信仰を増やす

この年齢になってからはあまり重要なことではないだろうけど、身長が増えるのはどちらかと言えば嬉しいことだろう。もっとも、身長よりも収入が増えることの方が正直ありがたい。他には知恵や知識が増えるのも、これも喜ばしいことだ。ゼロは何倍してもゼロなように、そもそもないものは増えないだろうけど、名声も増えたら、幸せになれるかもしれない。とは言っても、名声って何だろう。やっぱり持ってないものなので、よく分からんな。しかし何でもかんでも増えればよいってもんでもない。この世には減った方が望ましいものだってある。まずは体重。これは、はっきり言って減ってもらいたいものである。だけどあれやこれやとどう頑張ってみてもあるところから先は、なかなかに減らないものである。それに支出。日を追うごとに増えて欲しい収入は一向に増えないのに、減って欲しい支出はなぜか増え続けるという不思議。

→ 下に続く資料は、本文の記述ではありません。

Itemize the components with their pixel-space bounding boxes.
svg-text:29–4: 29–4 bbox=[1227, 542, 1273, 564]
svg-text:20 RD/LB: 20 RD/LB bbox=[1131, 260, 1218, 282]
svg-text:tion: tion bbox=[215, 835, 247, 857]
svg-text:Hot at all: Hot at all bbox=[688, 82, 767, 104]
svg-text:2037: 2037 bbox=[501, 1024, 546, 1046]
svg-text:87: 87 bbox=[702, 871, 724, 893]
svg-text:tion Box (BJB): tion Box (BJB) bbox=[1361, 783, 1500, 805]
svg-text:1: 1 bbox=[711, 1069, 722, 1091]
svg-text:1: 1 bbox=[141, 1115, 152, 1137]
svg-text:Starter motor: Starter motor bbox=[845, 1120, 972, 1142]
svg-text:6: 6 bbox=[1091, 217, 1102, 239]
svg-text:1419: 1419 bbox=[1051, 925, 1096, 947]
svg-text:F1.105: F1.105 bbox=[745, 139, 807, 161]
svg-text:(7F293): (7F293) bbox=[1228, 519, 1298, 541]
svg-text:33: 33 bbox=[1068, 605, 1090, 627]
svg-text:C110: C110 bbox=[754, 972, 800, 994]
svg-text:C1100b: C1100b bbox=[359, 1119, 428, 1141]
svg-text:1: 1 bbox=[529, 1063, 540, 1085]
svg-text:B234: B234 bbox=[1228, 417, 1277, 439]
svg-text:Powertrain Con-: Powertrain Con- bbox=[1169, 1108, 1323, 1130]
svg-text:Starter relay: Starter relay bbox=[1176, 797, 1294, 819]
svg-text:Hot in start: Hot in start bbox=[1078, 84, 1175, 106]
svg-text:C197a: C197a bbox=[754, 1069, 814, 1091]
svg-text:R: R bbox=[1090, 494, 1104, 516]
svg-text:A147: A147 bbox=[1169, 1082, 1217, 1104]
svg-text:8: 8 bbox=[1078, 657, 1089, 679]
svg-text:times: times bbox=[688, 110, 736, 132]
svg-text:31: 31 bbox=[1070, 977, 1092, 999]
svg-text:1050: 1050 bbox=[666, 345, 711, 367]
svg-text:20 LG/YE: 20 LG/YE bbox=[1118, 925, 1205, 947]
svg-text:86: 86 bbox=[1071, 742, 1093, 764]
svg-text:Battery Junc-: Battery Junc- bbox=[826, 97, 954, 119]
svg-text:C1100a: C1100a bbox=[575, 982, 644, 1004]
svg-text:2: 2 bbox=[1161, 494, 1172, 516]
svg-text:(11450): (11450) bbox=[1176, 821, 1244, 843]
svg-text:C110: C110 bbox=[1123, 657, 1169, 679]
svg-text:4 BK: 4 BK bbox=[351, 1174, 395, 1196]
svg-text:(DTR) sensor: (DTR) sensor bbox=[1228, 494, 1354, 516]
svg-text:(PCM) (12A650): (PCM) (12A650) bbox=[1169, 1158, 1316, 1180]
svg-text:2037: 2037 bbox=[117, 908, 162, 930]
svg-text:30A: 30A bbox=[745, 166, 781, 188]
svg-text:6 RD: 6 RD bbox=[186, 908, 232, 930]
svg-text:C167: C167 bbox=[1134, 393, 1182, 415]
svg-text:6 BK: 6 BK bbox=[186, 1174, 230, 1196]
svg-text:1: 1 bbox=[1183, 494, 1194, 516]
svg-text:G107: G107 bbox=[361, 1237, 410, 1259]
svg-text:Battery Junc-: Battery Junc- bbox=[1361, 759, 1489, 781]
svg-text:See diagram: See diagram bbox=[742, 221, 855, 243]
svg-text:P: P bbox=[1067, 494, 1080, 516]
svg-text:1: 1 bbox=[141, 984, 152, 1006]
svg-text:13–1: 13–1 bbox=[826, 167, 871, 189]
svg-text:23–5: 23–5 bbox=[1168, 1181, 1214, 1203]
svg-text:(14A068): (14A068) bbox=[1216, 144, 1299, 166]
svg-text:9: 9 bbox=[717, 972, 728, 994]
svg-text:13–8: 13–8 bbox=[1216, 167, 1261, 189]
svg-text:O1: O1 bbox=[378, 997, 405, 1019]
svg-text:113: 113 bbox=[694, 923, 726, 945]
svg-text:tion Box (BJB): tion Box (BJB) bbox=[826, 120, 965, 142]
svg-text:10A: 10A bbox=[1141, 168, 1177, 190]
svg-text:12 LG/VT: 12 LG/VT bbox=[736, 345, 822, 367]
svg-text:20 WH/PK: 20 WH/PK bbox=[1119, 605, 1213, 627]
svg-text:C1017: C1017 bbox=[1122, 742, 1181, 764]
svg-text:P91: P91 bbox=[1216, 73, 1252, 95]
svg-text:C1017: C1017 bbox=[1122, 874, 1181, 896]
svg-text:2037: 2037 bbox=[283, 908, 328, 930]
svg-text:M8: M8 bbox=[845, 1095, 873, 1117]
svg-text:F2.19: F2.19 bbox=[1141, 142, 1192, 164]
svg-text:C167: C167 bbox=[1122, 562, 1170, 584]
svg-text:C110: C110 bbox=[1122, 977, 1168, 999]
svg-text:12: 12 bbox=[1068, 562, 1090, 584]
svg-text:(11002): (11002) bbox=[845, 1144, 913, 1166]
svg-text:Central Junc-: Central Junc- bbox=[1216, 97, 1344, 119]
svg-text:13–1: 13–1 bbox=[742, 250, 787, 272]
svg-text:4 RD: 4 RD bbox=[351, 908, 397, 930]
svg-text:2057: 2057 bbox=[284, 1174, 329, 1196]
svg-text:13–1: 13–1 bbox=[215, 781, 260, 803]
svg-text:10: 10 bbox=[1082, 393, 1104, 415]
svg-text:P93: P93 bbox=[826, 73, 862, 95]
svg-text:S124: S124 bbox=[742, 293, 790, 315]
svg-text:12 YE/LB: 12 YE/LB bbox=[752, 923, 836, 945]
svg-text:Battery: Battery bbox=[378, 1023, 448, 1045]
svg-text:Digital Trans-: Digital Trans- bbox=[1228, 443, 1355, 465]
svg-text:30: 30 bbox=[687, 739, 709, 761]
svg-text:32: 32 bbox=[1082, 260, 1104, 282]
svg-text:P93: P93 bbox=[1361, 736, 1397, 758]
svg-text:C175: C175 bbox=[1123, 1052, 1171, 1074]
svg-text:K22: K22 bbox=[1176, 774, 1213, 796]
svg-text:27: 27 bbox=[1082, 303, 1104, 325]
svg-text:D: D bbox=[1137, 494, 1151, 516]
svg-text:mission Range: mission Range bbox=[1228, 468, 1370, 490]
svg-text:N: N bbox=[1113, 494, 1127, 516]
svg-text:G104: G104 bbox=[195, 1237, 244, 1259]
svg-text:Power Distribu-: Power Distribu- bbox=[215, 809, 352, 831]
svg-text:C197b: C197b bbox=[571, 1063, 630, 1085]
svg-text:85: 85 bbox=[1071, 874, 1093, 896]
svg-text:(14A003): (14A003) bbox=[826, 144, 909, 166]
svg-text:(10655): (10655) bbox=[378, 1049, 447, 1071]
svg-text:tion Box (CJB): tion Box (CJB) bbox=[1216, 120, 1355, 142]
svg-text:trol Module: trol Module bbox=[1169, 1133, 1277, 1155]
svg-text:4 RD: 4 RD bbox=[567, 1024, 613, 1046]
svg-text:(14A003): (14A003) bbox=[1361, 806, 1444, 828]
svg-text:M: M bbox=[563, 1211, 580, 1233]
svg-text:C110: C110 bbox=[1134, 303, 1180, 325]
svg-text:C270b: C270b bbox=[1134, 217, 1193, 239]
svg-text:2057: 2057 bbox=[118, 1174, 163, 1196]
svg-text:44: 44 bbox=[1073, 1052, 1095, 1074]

目で見ることのできるもの、もしくは目で直接見ることができなくとも間接的に計量することができるもの、そういったものは増えても減っても気付くことができる。それゆえに増やしたいと願うこともできるだろうし、反対に減らしたいと思うこともあるだろう。それを達成するためにはどうしたらよいかと考えることもできるだろうし、方法が明確になれば努力することもできるだろう。例えば、体重を減らすとか、貯金を増やすとかは比較的わかりやすい部類かもしれない。もちろん、それを実現させることができるかどうかは、これまた別の問題になってしまうが。

それでは、目で見ることもできなければ、量ることもできないようなものは、果たしてどうやって増やしたり減らしたりすることができるのだろうか。いや、そもそもその数量を変えるということはできるのだろうか。例えば、幸せというものが当てはまるだろう。人は自分が幸せであるか、それとも反対に不幸であるか、それを感じることはできるだろう。だがそれは漠然としたものであり、それを量るための物差しのようなものはない。幸せ度を上げるにはどうするか、なんて考えることは無理である。一目盛だけ幸せ度がアップした、なんて見ることはできない。幸せは感じるものであって、量るものではないだろう。

ところでイエス・キリストの弟子たちは、このように主に質問している。「私たちの信仰を増してください。」(ルカによる福音書17章5節)

信仰も同じように量ることのできないものである。いったい弟子たちは何を望んでいたのだろうか。信仰がない、ということであれば信仰を持てるようにしてくださいと、イエスに頼むこともできよう。だが、すでに信仰は持っていたであろうところに、さらに信仰を増してくださいとは、これ以上何を求めていたのだろうか。そもそも弟子たちは自分たちの信仰が増えたか減ったかを、感じることはできたとしても、量ることができずにどうやって本当に信仰が増えたかどうかを確信できるのだろうか。やはり自らの感性に従うしかなかったのだろうか。だとすれば、やはりあいまいなものである。

さてこのような弟子たちの願いを聞いて、イエスはこう答えた。「もしあなたがたに、からし種ほどの信仰があったなら、この桑の木に、『根こそぎ海の中に植われ。』と言えば、言いつけどおりになるのです。」(同6節)

前にもどこかで書いた気がするが、からし種とは直径1~2ミリ程度のとても小さなものである。そのくらいの信仰があれば、どのように不可能と思えることでも実現することができるということであろう。もちろん、それを実現させるのは信仰を持っている当人ではなく、その信仰の対象である神であり、またキリストである。当然ながら、神ご自身が望んだことでなければ、人がどれほど信仰を持っていようとも、神が望んでいないことや求めていないことは、実現されないであろう。しかし、そう考えるとからし種ほどの信仰があれば神に願いが通じるのであるから、わざわざそれを増やそうなどと考えるまでもないのではないか。それこそ、信仰があるかないか、それだけで十分なのではないか。たとえ立派な信仰ではなくとも、わずかでも神を信じる心があれば、神は人の求める声に耳を傾けてくれるであろう。

信仰は良いものであるから、増やそうと望むことには何の問題もないはずだ。だが、その目的は何であろうか。弟子たちは何を望んだのか。すでに山をも動かすことのできる信仰は持っていたはずだ。おそらく彼らが信仰を増やしたいと考えた理由とは、直前のイエスのこのことばを振り返ると、なんとなく分かるような気もする。「あなたに対して一日に七度罪を犯しても、『悔い改めます。』と言って七度あなたのところに来るなら、赦してやりなさい。」(同4節)

もしかしたら彼らが求めたのは、人を赦すための信仰なのかもしれない。人を赦すのは難しいと彼らも感じていたのだろう。赦された者には人を赦すという責任がある。それを行うには、やはり神の力に助けられる必要があるということなのだろう。